I took photos of my Grandma's framed photos of CNY over the years!
Ok this is not taken during CNY but well ... There I am at the side! My uncle's wedding.
Year 2000. I was still an Ah lian then I think. Was in RV so the hair has to be damn short! Wore some white SATIN pants! What the.
Year 2001! I don't know what got into me but I wore some putrid purple spandex halter neck thing. A normal halter would have ribbons to tie it behind the neck but mine had SLEEVES. After criss-crossing behind the back one has to stuff one's arms in.
The result? Exposed armpits. I don't know what got into me.
Wah lau. Damn unfortunate that I closed my eyes during the shoot. -_-
Wore a cheongsam. My hair was JUST permed and it looks damn disgusting. The tendrils. Oh gosh. But hey! Doesn't my brother look damn cute here? (Far left)
To blur to see anything la, sorry... Anyway, the bottom left is reflecting the TV! So ghostly right, like SHUTTER sia!
Ok that's about it. Going to sleep now, and Happy Chinese New Year!
p/s: I am disabling comments from now on because some smart alecks persist on writing some scholarly (inaccurate) analysis on the blog and I - which are totally irrelevant to the post, coincidentally what the comments is for. I delete the comments, why? Because I am lazy to argue with you. Why should I take time to refute? You are nobody to me. =) And your opinions don't matter. In case anyone mistakens my indifference as me being unable to win the argument, I simply delete.

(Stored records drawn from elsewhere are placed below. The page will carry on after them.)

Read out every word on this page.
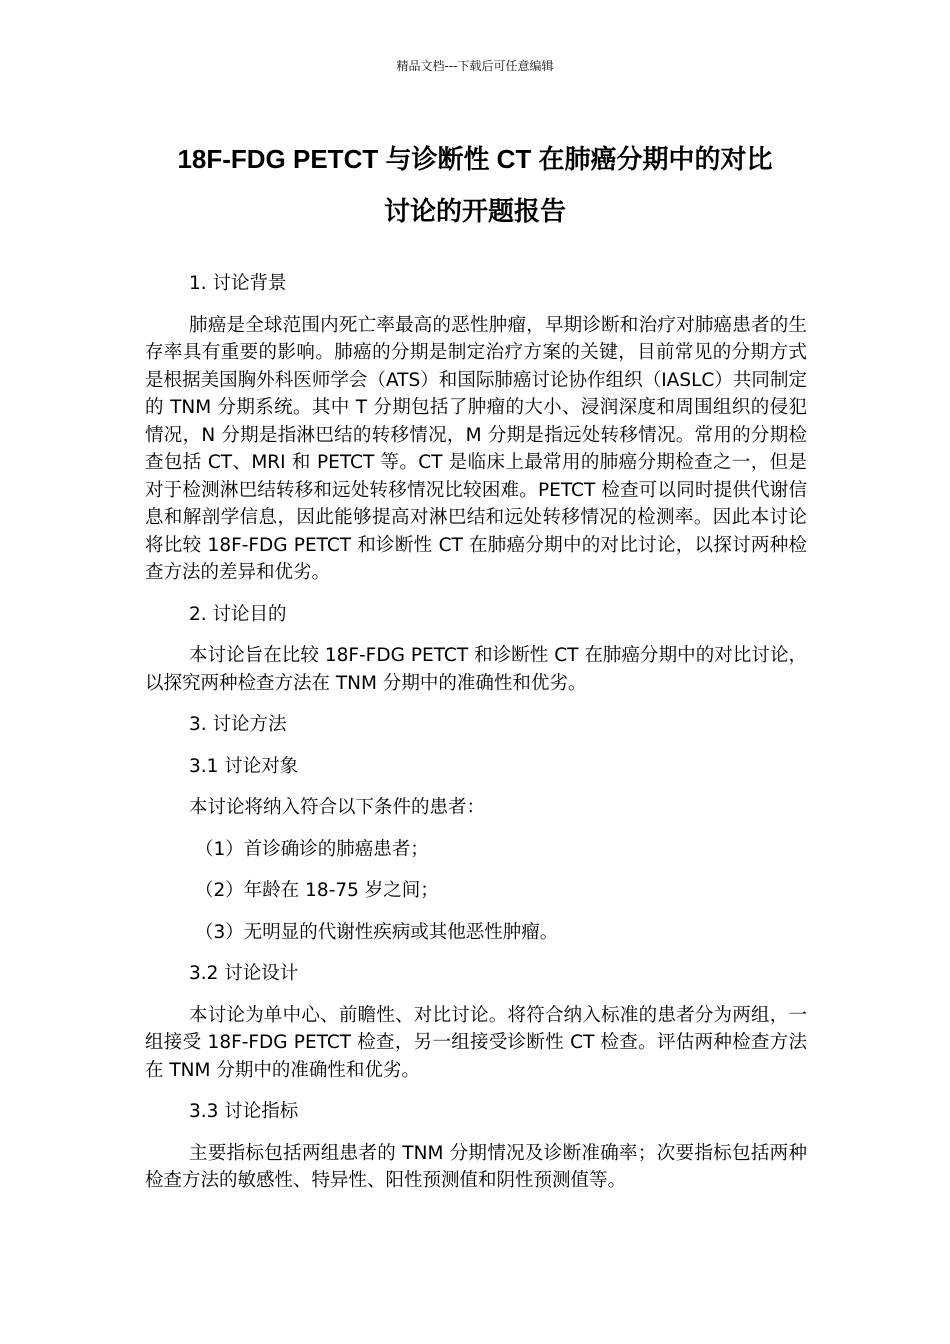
精品文档---下载后可任意编辑
18F-FDG PETCT 与诊断性 CT 在肺癌分期中的对比
讨论的开题报告
1. 讨论背景
肺癌是全球范围内死亡率最高的恶性肿瘤，早期诊断和治疗对肺癌患者的生存率具有重要的影响。肺癌的分期是制定治疗方案的关键，目前常见的分期方式是根据美国胸外科医师学会（ATS）和国际肺癌讨论协作组织（IASLC）共同制定的 TNM 分期系统。其中 T 分期包括了肿瘤的大小、浸润深度和周围组织的侵犯情况，N 分期是指淋巴结的转移情况，M 分期是指远处转移情况。常用的分期检查包括 CT、MRI 和 PETCT 等。CT 是临床上最常用的肺癌分期检查之一，但是对于检测淋巴结转移和远处转移情况比较困难。PETCT 检查可以同时提供代谢信息和解剖学信息，因此能够提高对淋巴结和远处转移情况的检测率。因此本讨论将比较 18F-FDG PETCT 和诊断性 CT 在肺癌分期中的对比讨论，以探讨两种检查方法的差异和优劣。
2. 讨论目的
本讨论旨在比较 18F-FDG PETCT 和诊断性 CT 在肺癌分期中的对比讨论，以探究两种检查方法在 TNM 分期中的准确性和优劣。
3. 讨论方法
3.1 讨论对象
本讨论将纳入符合以下条件的患者：
（1）首诊确诊的肺癌患者；
（2）年龄在 18-75 岁之间；
（3）无明显的代谢性疾病或其他恶性肿瘤。
3.2 讨论设计
本讨论为单中心、前瞻性、对比讨论。将符合纳入标准的患者分为两组，一组接受 18F-FDG PETCT 检查，另一组接受诊断性 CT 检查。评估两种检查方法在 TNM 分期中的准确性和优劣。
3.3 讨论指标
主要指标包括两组患者的 TNM 分期情况及诊断准确率；次要指标包括两种检查方法的敏感性、特异性、阳性预测值和阴性预测值等。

Besides, whats the point of arguing with retards? If you don't get it, you will never do.
I am very sick of accounting to people. Very very sick of doing it. Why should I account to you for my actions? Are you my mother? If you think I'm being, what?, hypocritical ... Well, ask me if I care what you think. No I don't. I blog because I have a voice, not because of whatever reasons you people assume. Did I know I'd become popular when I started? No. Then why did I start? The same reason I continue today. Once again, Happy Chinese New Year.